Khazal Sajad, Kebriaei Partow
Division of Pediatrics, Pediatric Stem Cell Transplantation and Cellular Therapy, The University of Texas MD Anderson Cancer Center, Children's Cancer Hospital, Houston, TX.
Department of Stem Cell Transplantation and Cellular Therapy, The University of Texas MD Anderson Cancer Center, Houston, TX.
Clin Lymphoma Myeloma Leuk. 2020 Nov;20(11):713-719. doi: 10.1016/j.clml.2020.06.011. Epub 2020 Jun 27.

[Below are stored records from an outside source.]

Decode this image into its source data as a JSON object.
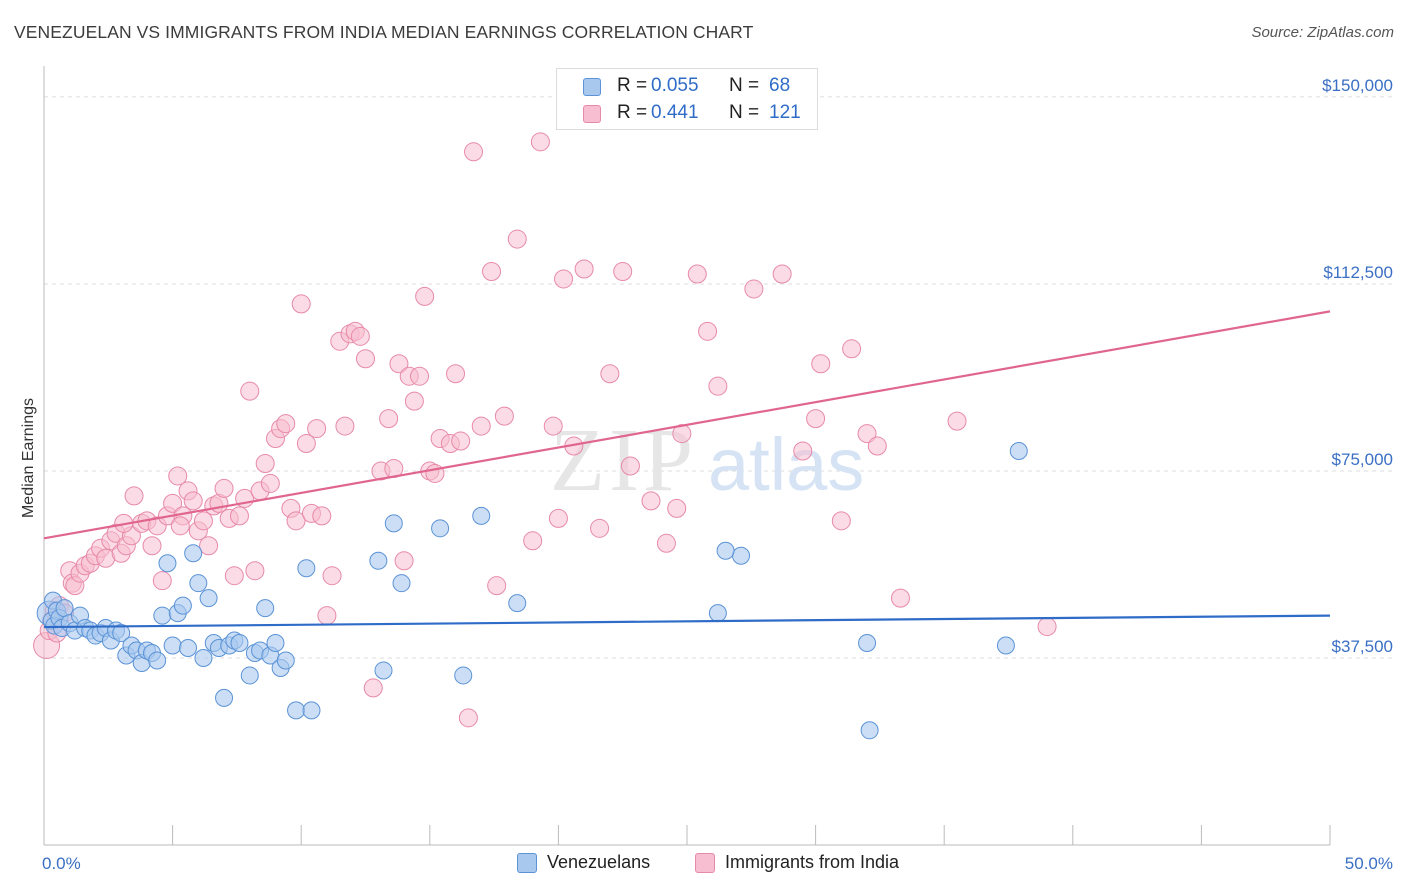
{
  "title": "VENEZUELAN VS IMMIGRANTS FROM INDIA MEDIAN EARNINGS CORRELATION CHART",
  "source": "Source: ZipAtlas.com",
  "watermark": {
    "zip": "ZIP",
    "atlas": "atlas"
  },
  "legend_top": {
    "rows": [
      {
        "r_label": "R =",
        "r_value": "0.055",
        "n_label": "N =",
        "n_value": "68"
      },
      {
        "r_label": "R =",
        "r_value": "0.441",
        "n_label": "N =",
        "n_value": "121"
      }
    ]
  },
  "legend_bottom": {
    "series1": "Venezuelans",
    "series2": "Immigrants from India"
  },
  "colors": {
    "blue_fill": "#a9c8ee",
    "blue_stroke": "#5b93d6",
    "blue_line": "#2f6cc8",
    "pink_fill": "#f7bdd0",
    "pink_stroke": "#e78aa9",
    "pink_line": "#e0668f",
    "grid": "#dddddd",
    "tick_text": "#3a6fc4"
  },
  "chart_data": {
    "type": "scatter",
    "title": "VENEZUELAN VS IMMIGRANTS FROM INDIA MEDIAN EARNINGS CORRELATION CHART",
    "xlabel": "",
    "ylabel": "Median Earnings",
    "xlim": [
      0,
      50
    ],
    "ylim": [
      0,
      155000
    ],
    "x_tick_labels": [
      "0.0%",
      "50.0%"
    ],
    "y_ticks": [
      37500,
      75000,
      112500,
      150000
    ],
    "y_tick_labels": [
      "$37,500",
      "$75,000",
      "$112,500",
      "$150,000"
    ],
    "series": [
      {
        "name": "Venezuelans",
        "R": 0.055,
        "N": 68,
        "trend": {
          "x": [
            0,
            50
          ],
          "y": [
            43700,
            46000
          ]
        },
        "points": [
          [
            0.2,
            46500
          ],
          [
            0.3,
            45000
          ],
          [
            0.35,
            49000
          ],
          [
            0.4,
            44000
          ],
          [
            0.5,
            47000
          ],
          [
            0.6,
            45500
          ],
          [
            0.7,
            43500
          ],
          [
            0.8,
            47500
          ],
          [
            1.0,
            44500
          ],
          [
            1.2,
            43000
          ],
          [
            1.4,
            46000
          ],
          [
            1.6,
            43500
          ],
          [
            1.8,
            43000
          ],
          [
            2.0,
            42000
          ],
          [
            2.2,
            42500
          ],
          [
            2.4,
            43500
          ],
          [
            2.6,
            41000
          ],
          [
            2.8,
            43000
          ],
          [
            3.0,
            42500
          ],
          [
            3.2,
            38000
          ],
          [
            3.4,
            40000
          ],
          [
            3.6,
            39000
          ],
          [
            3.8,
            36500
          ],
          [
            4.0,
            39000
          ],
          [
            4.2,
            38500
          ],
          [
            4.4,
            37000
          ],
          [
            4.6,
            46000
          ],
          [
            4.8,
            56500
          ],
          [
            5.0,
            40000
          ],
          [
            5.2,
            46500
          ],
          [
            5.4,
            48000
          ],
          [
            5.6,
            39500
          ],
          [
            5.8,
            58500
          ],
          [
            6.0,
            52500
          ],
          [
            6.2,
            37500
          ],
          [
            6.4,
            49500
          ],
          [
            6.6,
            40500
          ],
          [
            6.8,
            39500
          ],
          [
            7.0,
            29500
          ],
          [
            7.2,
            40000
          ],
          [
            7.4,
            41000
          ],
          [
            7.6,
            40500
          ],
          [
            8.0,
            34000
          ],
          [
            8.2,
            38500
          ],
          [
            8.4,
            39000
          ],
          [
            8.6,
            47500
          ],
          [
            8.8,
            38000
          ],
          [
            9.0,
            40500
          ],
          [
            9.2,
            35500
          ],
          [
            9.4,
            37000
          ],
          [
            9.8,
            27000
          ],
          [
            10.2,
            55500
          ],
          [
            10.4,
            27000
          ],
          [
            13.0,
            57000
          ],
          [
            13.6,
            64500
          ],
          [
            13.9,
            52500
          ],
          [
            13.2,
            35000
          ],
          [
            15.4,
            63500
          ],
          [
            16.3,
            34000
          ],
          [
            17.0,
            66000
          ],
          [
            18.4,
            48500
          ],
          [
            26.2,
            46500
          ],
          [
            27.1,
            58000
          ],
          [
            32.0,
            40500
          ],
          [
            32.1,
            23000
          ],
          [
            37.4,
            40000
          ],
          [
            37.9,
            79000
          ],
          [
            26.5,
            59000
          ]
        ]
      },
      {
        "name": "Immigrants from India",
        "R": 0.441,
        "N": 121,
        "trend": {
          "x": [
            0,
            50
          ],
          "y": [
            61500,
            107000
          ]
        },
        "points": [
          [
            0.1,
            40000
          ],
          [
            0.2,
            43000
          ],
          [
            0.3,
            45000
          ],
          [
            0.4,
            47000
          ],
          [
            0.5,
            42500
          ],
          [
            0.6,
            48000
          ],
          [
            0.8,
            46500
          ],
          [
            1.0,
            55000
          ],
          [
            1.1,
            52500
          ],
          [
            1.2,
            52000
          ],
          [
            1.4,
            54500
          ],
          [
            1.6,
            56000
          ],
          [
            1.8,
            56500
          ],
          [
            2.0,
            58000
          ],
          [
            2.2,
            59500
          ],
          [
            2.4,
            57500
          ],
          [
            2.6,
            61000
          ],
          [
            2.8,
            62500
          ],
          [
            3.0,
            58500
          ],
          [
            3.2,
            60000
          ],
          [
            3.4,
            62000
          ],
          [
            3.5,
            70000
          ],
          [
            3.8,
            64500
          ],
          [
            4.0,
            65000
          ],
          [
            4.2,
            60000
          ],
          [
            4.4,
            64000
          ],
          [
            4.6,
            53000
          ],
          [
            4.8,
            66000
          ],
          [
            5.0,
            68500
          ],
          [
            5.2,
            74000
          ],
          [
            5.4,
            66000
          ],
          [
            5.6,
            71000
          ],
          [
            5.8,
            69000
          ],
          [
            6.0,
            63000
          ],
          [
            6.2,
            65000
          ],
          [
            6.4,
            60000
          ],
          [
            6.6,
            68000
          ],
          [
            6.8,
            68500
          ],
          [
            7.0,
            71500
          ],
          [
            7.2,
            65500
          ],
          [
            7.4,
            54000
          ],
          [
            7.6,
            66000
          ],
          [
            7.8,
            69500
          ],
          [
            8.0,
            91000
          ],
          [
            8.2,
            55000
          ],
          [
            8.4,
            71000
          ],
          [
            8.6,
            76500
          ],
          [
            8.8,
            72500
          ],
          [
            9.0,
            81500
          ],
          [
            9.2,
            83500
          ],
          [
            9.4,
            84500
          ],
          [
            9.6,
            67500
          ],
          [
            9.8,
            65000
          ],
          [
            10.0,
            108500
          ],
          [
            10.2,
            80500
          ],
          [
            10.4,
            66500
          ],
          [
            10.6,
            83500
          ],
          [
            10.8,
            66000
          ],
          [
            11.0,
            46000
          ],
          [
            11.2,
            54000
          ],
          [
            11.5,
            101000
          ],
          [
            11.7,
            84000
          ],
          [
            11.9,
            102500
          ],
          [
            12.1,
            103000
          ],
          [
            12.3,
            102000
          ],
          [
            12.5,
            97500
          ],
          [
            12.8,
            31500
          ],
          [
            13.1,
            75000
          ],
          [
            13.4,
            85500
          ],
          [
            13.6,
            75500
          ],
          [
            13.8,
            96500
          ],
          [
            14.0,
            57000
          ],
          [
            14.2,
            94000
          ],
          [
            14.4,
            89000
          ],
          [
            14.6,
            94000
          ],
          [
            14.8,
            110000
          ],
          [
            15.0,
            75000
          ],
          [
            15.2,
            74500
          ],
          [
            15.4,
            81500
          ],
          [
            15.8,
            80500
          ],
          [
            16.0,
            94500
          ],
          [
            16.2,
            81000
          ],
          [
            16.5,
            25500
          ],
          [
            16.7,
            139000
          ],
          [
            17.0,
            84000
          ],
          [
            17.4,
            115000
          ],
          [
            17.6,
            52000
          ],
          [
            17.9,
            86000
          ],
          [
            18.4,
            121500
          ],
          [
            19.0,
            61000
          ],
          [
            19.3,
            141000
          ],
          [
            19.8,
            84000
          ],
          [
            20.0,
            65500
          ],
          [
            20.2,
            113500
          ],
          [
            20.6,
            80000
          ],
          [
            21.0,
            115500
          ],
          [
            21.6,
            63500
          ],
          [
            22.0,
            94500
          ],
          [
            22.5,
            115000
          ],
          [
            22.8,
            76000
          ],
          [
            23.6,
            69000
          ],
          [
            24.2,
            60500
          ],
          [
            24.6,
            67500
          ],
          [
            24.8,
            82500
          ],
          [
            25.4,
            114500
          ],
          [
            25.8,
            103000
          ],
          [
            26.2,
            92000
          ],
          [
            27.6,
            111500
          ],
          [
            28.7,
            114500
          ],
          [
            29.5,
            79000
          ],
          [
            30.0,
            85500
          ],
          [
            30.2,
            96500
          ],
          [
            31.0,
            65000
          ],
          [
            31.4,
            99500
          ],
          [
            32.0,
            82500
          ],
          [
            32.4,
            80000
          ],
          [
            33.3,
            49500
          ],
          [
            35.5,
            85000
          ],
          [
            39.0,
            43800
          ],
          [
            5.3,
            64000
          ],
          [
            3.1,
            64500
          ]
        ]
      }
    ]
  }
}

Despite high complete remission (CR) rates, relapse remains a significant problem among subsets of patients with B acute lymphoblastic leukemia (ALL), and is associated with poor prognosis. The recent Food and Drug Administration approval of highly effective immunotherapies for B-lineage ALL (B-ALL), blinatumomab, inotuzumab ozogamicin, and tisagenlecleucel, a chimeric antigen receptor (CAR) modified T-cell therapy, targeting CD19, or CD22, have dramatically changed the therapeutic landscape for the treatment of B-ALL, resulting in high rates of deep and durable remissions. Therefore, there is now debate regarding the role of allogeneic hematopoietic cell transplantation (HCT) in this new landscape. Herein, we review these novel agents, and discuss the sequence of therapy, including allogeneic HCT in B-ALL.
尽管完全缓解(CR)率很高,但复发仍是B急性淋巴细胞白血病(ALL)患者亚组中的一个重大问题,且与预后不良相关。美国食品药品监督管理局最近批准了针对B系ALL(B-ALL)的高效免疫疗法,包括blinatumomab、inotuzumab ozogamicin以及靶向CD19或CD22的嵌合抗原受体(CAR)修饰T细胞疗法tisagenlecleucel,这些疗法极大地改变了B-ALL的治疗格局,实现了高比例的深度持久缓解。因此,在这一新格局下,关于异基因造血细胞移植(HCT)的作用存在争议。在此,我们回顾这些新型药物,并讨论治疗顺序,包括B-ALL中的异基因HCT。